Press Release              Event Date:  May 14, 2018


For further information contact Mary Chrastil, 260-982-0672



Historical Society Hosts Program on New Canoe Park and Eel River Lore


On Monday, May 14, the Historical Society’s monthy program will feature the Eel River, highlighting its historic contributions and its most recent benefit to the community, the new North Manchester Canoe Park.  The 2-part program will host Jennifer Hotchkiss, Director of the North Manchester Parks and Recreation Department, and local historian John Knarr.  The program will be held in the Assembly Room at Timbercrest Retirement Center, 2201 East Street, at 6:30 p.m.  It is open to the public at no cost and will be enjoyable for audiences of all ages. 

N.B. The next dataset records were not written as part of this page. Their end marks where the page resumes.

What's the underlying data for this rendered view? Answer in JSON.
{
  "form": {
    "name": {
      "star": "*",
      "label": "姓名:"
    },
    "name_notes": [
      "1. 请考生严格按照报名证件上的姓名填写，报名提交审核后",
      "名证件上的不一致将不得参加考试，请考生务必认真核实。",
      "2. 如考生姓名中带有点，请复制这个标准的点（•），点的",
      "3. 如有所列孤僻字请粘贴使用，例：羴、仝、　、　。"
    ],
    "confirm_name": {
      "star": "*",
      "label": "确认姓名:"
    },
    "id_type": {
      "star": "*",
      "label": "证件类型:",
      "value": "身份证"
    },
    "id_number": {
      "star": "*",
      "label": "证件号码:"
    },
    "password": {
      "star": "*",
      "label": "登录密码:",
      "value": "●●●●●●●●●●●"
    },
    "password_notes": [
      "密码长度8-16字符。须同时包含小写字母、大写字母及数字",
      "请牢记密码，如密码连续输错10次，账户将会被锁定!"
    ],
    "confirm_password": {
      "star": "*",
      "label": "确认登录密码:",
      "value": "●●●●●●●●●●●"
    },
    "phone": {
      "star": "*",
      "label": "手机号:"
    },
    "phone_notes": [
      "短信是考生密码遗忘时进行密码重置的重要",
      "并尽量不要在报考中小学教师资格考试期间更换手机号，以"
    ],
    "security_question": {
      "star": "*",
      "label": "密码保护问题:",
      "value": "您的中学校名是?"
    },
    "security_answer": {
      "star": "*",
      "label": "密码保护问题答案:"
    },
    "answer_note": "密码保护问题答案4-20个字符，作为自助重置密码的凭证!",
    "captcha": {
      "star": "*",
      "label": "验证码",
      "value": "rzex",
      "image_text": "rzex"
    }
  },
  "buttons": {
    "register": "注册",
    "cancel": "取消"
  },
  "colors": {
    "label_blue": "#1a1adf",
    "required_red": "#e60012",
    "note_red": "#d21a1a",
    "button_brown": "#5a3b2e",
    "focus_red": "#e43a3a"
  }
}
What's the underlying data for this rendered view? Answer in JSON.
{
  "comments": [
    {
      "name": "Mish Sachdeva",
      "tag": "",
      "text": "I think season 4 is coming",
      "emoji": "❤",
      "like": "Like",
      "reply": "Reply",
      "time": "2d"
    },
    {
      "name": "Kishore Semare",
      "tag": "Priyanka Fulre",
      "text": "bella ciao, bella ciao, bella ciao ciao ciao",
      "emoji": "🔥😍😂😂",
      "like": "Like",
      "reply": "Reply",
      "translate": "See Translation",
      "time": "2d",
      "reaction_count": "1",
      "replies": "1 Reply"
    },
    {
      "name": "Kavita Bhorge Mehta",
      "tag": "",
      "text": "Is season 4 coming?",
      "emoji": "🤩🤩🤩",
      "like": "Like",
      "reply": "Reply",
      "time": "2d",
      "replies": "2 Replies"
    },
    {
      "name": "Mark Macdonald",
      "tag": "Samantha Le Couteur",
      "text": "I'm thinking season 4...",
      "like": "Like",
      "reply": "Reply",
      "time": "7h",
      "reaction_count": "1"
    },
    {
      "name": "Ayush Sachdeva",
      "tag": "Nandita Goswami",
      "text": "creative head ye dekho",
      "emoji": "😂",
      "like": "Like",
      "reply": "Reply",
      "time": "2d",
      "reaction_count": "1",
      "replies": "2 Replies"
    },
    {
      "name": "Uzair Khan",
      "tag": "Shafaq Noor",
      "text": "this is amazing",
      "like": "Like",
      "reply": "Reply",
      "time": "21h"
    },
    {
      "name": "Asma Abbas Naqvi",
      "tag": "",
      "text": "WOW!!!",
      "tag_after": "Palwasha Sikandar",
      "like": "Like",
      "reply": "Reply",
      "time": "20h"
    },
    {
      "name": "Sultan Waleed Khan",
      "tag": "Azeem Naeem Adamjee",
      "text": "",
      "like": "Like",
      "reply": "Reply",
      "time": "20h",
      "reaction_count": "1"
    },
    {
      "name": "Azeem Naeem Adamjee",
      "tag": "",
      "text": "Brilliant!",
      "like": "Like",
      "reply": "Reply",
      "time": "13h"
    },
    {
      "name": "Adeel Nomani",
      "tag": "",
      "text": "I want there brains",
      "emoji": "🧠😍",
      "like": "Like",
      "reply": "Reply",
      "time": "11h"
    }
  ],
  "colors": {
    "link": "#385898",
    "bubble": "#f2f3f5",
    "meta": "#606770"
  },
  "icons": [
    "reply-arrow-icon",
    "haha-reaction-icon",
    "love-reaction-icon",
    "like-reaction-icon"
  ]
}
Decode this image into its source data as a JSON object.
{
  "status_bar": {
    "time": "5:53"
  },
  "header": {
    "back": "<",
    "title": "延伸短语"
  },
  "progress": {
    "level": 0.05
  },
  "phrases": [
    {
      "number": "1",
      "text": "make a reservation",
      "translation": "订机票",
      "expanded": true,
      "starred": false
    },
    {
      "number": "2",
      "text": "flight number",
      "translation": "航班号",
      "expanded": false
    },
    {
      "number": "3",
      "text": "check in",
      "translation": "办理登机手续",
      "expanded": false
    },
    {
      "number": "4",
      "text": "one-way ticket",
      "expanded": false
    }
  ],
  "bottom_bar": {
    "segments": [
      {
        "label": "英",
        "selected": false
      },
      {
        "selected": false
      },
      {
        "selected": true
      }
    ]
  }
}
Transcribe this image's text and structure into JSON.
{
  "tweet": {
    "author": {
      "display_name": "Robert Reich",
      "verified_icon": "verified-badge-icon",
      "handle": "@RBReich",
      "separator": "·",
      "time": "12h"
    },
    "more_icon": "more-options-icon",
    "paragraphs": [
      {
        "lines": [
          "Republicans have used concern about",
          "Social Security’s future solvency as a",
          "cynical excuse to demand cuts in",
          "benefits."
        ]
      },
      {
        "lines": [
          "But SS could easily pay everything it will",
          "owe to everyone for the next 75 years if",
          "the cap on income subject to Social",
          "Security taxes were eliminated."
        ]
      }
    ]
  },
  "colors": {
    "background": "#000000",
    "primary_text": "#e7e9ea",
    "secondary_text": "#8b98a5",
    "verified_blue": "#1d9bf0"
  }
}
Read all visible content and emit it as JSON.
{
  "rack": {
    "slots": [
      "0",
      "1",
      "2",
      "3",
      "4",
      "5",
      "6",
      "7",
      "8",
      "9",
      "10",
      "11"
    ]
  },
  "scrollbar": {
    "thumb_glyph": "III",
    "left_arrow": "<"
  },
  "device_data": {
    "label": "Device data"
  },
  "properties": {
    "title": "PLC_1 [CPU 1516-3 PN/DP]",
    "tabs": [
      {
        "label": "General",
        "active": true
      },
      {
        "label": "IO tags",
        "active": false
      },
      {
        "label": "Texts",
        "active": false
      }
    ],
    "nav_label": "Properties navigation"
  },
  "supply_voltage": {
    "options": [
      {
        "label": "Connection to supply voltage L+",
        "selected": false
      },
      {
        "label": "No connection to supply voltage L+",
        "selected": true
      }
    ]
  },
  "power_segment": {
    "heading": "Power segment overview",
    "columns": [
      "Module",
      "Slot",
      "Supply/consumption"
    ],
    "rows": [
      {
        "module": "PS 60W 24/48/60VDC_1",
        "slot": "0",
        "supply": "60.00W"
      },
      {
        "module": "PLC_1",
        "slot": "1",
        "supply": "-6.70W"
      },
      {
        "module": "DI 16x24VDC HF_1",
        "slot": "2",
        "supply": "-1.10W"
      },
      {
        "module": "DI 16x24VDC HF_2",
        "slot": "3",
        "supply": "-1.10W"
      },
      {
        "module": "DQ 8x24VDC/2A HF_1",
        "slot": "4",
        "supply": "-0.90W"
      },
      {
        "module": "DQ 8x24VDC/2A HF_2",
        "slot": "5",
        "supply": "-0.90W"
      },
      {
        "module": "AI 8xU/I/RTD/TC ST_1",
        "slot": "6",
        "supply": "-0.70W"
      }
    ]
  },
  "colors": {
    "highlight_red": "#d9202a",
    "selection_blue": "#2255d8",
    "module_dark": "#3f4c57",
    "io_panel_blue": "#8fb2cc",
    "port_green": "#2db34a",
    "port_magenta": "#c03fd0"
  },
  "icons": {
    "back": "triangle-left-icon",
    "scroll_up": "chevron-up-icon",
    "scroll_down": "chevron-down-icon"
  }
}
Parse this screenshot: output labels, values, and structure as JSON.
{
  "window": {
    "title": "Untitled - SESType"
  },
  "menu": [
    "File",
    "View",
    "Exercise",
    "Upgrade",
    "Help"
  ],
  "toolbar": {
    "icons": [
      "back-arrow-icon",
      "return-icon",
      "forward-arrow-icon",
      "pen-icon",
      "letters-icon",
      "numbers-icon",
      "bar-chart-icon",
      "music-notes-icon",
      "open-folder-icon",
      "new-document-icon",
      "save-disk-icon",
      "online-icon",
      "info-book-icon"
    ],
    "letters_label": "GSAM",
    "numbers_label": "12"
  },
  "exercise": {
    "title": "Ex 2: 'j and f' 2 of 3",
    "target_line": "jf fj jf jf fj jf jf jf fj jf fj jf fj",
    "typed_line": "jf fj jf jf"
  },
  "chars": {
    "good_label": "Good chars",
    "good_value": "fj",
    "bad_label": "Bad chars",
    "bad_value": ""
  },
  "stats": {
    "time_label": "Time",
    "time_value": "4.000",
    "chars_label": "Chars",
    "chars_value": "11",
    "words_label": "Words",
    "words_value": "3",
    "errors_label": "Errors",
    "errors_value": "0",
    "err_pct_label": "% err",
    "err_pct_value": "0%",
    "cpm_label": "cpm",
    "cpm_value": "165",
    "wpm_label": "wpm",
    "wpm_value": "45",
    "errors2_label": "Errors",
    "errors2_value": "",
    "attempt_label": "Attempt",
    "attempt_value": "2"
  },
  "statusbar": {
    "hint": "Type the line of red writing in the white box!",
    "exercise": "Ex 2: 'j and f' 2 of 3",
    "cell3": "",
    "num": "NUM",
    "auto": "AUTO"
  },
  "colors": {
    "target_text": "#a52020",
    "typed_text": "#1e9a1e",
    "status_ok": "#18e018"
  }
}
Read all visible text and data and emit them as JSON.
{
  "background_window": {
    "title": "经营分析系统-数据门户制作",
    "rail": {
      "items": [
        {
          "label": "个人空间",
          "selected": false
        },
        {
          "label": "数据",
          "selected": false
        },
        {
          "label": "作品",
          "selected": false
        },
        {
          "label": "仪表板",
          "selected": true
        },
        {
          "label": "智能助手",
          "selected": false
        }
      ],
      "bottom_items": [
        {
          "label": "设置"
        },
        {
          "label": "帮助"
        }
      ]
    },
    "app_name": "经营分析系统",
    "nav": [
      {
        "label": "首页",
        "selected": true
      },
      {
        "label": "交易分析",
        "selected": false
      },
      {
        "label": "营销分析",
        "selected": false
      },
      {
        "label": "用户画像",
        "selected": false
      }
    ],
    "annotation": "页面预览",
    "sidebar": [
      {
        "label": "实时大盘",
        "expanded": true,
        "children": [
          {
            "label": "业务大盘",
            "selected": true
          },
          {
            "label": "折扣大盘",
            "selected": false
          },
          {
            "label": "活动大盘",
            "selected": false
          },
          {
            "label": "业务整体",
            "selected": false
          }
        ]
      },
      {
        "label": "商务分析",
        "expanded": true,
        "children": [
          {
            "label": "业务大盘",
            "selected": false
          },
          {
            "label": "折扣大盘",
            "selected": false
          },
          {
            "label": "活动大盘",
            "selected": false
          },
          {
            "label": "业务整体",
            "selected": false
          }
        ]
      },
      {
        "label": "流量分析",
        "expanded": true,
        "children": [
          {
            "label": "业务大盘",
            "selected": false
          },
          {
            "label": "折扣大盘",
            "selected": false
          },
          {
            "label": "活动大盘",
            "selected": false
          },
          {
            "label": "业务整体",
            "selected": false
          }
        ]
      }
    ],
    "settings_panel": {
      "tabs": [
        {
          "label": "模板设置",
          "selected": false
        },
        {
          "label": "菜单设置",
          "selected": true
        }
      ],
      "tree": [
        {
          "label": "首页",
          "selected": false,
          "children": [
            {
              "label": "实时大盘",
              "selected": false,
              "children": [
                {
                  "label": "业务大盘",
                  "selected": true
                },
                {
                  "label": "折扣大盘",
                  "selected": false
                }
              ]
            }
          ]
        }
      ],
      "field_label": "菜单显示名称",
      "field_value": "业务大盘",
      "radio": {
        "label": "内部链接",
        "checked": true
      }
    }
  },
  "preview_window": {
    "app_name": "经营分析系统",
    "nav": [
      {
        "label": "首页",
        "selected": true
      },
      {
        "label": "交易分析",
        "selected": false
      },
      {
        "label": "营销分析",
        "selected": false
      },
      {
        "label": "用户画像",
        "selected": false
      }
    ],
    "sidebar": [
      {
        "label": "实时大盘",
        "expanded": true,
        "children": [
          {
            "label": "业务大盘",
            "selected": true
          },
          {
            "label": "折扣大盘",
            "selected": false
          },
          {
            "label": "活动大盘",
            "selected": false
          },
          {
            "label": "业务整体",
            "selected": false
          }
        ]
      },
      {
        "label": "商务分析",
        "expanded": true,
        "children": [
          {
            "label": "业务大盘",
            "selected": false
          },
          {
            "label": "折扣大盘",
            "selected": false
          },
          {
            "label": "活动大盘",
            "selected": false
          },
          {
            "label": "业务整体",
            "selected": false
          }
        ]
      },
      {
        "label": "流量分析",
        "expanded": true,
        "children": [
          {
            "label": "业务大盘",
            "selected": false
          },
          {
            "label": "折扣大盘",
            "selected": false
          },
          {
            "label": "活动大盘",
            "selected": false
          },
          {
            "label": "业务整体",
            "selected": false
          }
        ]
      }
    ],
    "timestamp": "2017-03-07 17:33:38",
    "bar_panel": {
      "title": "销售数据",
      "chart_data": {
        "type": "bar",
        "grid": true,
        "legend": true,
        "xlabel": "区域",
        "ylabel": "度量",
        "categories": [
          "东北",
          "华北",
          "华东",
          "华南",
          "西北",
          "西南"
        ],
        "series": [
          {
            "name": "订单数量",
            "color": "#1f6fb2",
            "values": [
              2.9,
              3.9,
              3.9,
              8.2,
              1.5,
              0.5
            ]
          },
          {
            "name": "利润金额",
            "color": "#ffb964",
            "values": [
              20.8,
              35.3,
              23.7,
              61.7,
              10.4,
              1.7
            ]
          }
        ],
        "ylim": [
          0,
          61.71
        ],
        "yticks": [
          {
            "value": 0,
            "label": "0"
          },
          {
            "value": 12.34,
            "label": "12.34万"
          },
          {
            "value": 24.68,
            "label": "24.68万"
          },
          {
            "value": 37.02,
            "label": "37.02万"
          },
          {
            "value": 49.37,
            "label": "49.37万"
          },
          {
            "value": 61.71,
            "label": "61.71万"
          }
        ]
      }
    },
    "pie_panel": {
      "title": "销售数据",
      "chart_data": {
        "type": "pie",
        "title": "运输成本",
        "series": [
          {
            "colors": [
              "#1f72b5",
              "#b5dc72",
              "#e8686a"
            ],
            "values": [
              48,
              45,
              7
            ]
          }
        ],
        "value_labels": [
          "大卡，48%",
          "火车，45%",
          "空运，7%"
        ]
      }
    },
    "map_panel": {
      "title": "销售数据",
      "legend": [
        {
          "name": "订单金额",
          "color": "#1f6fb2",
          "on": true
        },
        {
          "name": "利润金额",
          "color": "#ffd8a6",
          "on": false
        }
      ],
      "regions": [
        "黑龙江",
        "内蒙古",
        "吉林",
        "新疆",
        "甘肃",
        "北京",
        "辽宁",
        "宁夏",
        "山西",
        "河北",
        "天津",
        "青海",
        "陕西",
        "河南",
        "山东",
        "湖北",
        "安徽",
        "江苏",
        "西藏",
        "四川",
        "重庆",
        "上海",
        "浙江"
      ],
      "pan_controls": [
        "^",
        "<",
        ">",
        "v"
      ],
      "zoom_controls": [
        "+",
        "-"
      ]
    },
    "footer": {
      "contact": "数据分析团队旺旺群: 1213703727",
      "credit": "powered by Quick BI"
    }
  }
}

The Eel River is a major asset for our town, and one that North Manchester has sometimes underutilized in the past.  North Manchester will soon open the new canoe launch on the Eel River.  The park will encourage town and county residents to take advantage of a wonderful natural resource.  It should also help attract tourists to Wabash County, as well as making North Manchester an even more attractive place to live.


John Knarr will start the evening with a brief presentation on the importance of the Eel River to early town residents.  Knarr has been a popular presenter at past Historical Society programs and in programs for other local organizations.  He edits and writes the NMHS newsletter, and has done significant original research on North Manchester-related topics such as the Thomas Marshall family. 


Jennifer Hotchkiss has been Director of the North Manchester Parks and Recreation for four years.  She oversees Warvel, Halderman and Frantz Parks, the Town Life Center Park and the Strauss-Peabody Aquatic and Fitness Center.  Parks and Recreation will also be responsible for overseeing the new canoe park.  A graduate of Whitko High School and Huntington College, Jennifer has 17 years of experience working in parks and recreation.  She has been involved in the planning process for the canoe park, and will be available to answer questions about the planning process and hopes for the future of the park.

It’s very exciting for North Manchester to focus again on the potential recreational and economic gifts that the river offers.  We wouldn’t be here, in this spot, without the Eel River.  Join us on May 14 to hear why the river was so important to our early settlers, and how it is reclaiming its importance today.